Since the COVID pandemic, shifts in population—from states like California and New York to destinations such as Texas and Florida—have been well documented. But those numbers measured everyone leaving a state, irrespective of whether they were born there.

But which states are best at retaining their native residents—in other words, in demographic terms, which states are the stickiest?  This is an issue that plagues a number of states, including mine. Vermont is very good at educating its young people. Unfortunately, after having invested hundreds of thousands of dollars in each child over the course of 13 years of public education, we then see them leave the state at fairly high rates.

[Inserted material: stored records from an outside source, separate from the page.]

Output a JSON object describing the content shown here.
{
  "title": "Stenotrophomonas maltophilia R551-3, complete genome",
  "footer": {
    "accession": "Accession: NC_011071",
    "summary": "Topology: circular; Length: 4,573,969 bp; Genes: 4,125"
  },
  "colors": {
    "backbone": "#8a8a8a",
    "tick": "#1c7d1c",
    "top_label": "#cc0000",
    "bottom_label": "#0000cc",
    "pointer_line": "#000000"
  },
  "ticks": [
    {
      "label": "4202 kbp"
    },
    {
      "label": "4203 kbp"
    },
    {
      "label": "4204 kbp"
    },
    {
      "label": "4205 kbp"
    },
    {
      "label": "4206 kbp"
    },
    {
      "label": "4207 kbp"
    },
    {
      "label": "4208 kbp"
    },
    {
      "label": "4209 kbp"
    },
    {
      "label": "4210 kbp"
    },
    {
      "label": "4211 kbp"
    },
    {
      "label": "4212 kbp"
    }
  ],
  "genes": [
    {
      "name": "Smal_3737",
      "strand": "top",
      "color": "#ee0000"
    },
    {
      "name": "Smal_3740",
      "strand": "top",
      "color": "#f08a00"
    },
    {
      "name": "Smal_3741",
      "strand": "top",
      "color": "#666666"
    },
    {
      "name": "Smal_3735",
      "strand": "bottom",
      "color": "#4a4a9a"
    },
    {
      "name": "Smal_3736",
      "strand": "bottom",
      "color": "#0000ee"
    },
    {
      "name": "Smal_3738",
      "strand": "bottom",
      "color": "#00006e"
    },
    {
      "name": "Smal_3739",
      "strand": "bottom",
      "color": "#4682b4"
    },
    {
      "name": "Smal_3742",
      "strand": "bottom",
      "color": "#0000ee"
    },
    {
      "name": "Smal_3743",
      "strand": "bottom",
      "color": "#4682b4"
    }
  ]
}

The good news in the Green Mountains is that Vermont does not rank in the bottom five of the “stickiness” scale; that honor belongs to Wyoming, where only 45.2% of natives remain. The rest of the bottom four? North Dakota (48.6%), Alaska (48.7%), South Dakota (54.2%) and Rhode Island (55.2%).

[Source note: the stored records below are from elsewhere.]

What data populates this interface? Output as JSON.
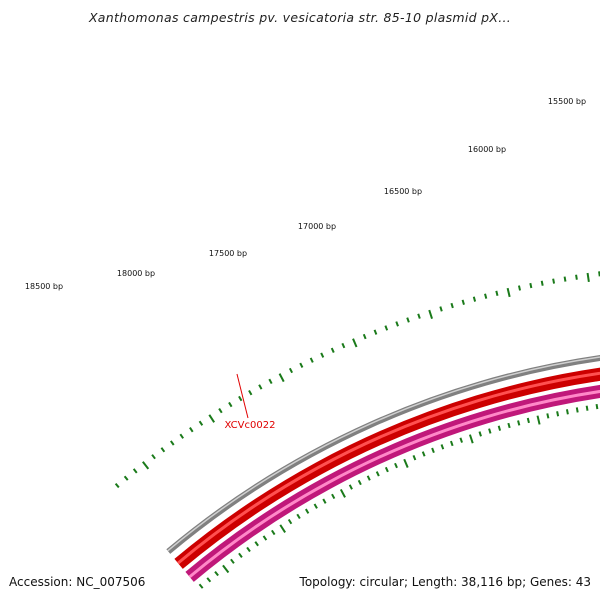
{
  "title": "Xanthomonas campestris pv. vesicatoria str. 85-10 plasmid pX...",
  "footer": {
    "accession": "Accession: NC_007506",
    "summary": "Topology: circular; Length: 38,116 bp; Genes: 43"
  },
  "map": {
    "topology": "circular",
    "length_bp": 38116,
    "gene_count": 43,
    "colors": {
      "backbone": "#808080",
      "forward_gene": "#ff0000",
      "forward_gene_dark": "#cc0000",
      "reverse_gene": "#ff44aa",
      "reverse_gene_dark": "#c0187a",
      "other_gene": "#aaff33",
      "other_gene_dark": "#77bb22",
      "ticks": "#1a7a1a",
      "label": "#e00000"
    },
    "tick_labels": [
      "15500 bp",
      "16000 bp",
      "16500 bp",
      "17000 bp",
      "17500 bp",
      "18000 bp",
      "18500 bp"
    ],
    "gene_label": "XCVc0022"
  }
}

At the other end of the spectrum, Texas is the stickiest state in the country by far, with approximately 82% of native Texans still living there in 2021. The next stickiest states are North Carolina (75.5%), Georgia (74.2%), California (73.0%) and Utah (72.9%).

What do the five stickiest states have that the five least-sticky lack? Cities.  Altogether, the five stickiest states have 15 metropolitan statistical areas with populations exceeding 1 million; among the five least-sticky states, there is only one such metro (Providence, Rhode Island). Even when including smaller cities, those top stickiest states have 28 metros with 500,000 or more residents versus still just one among the bottom five.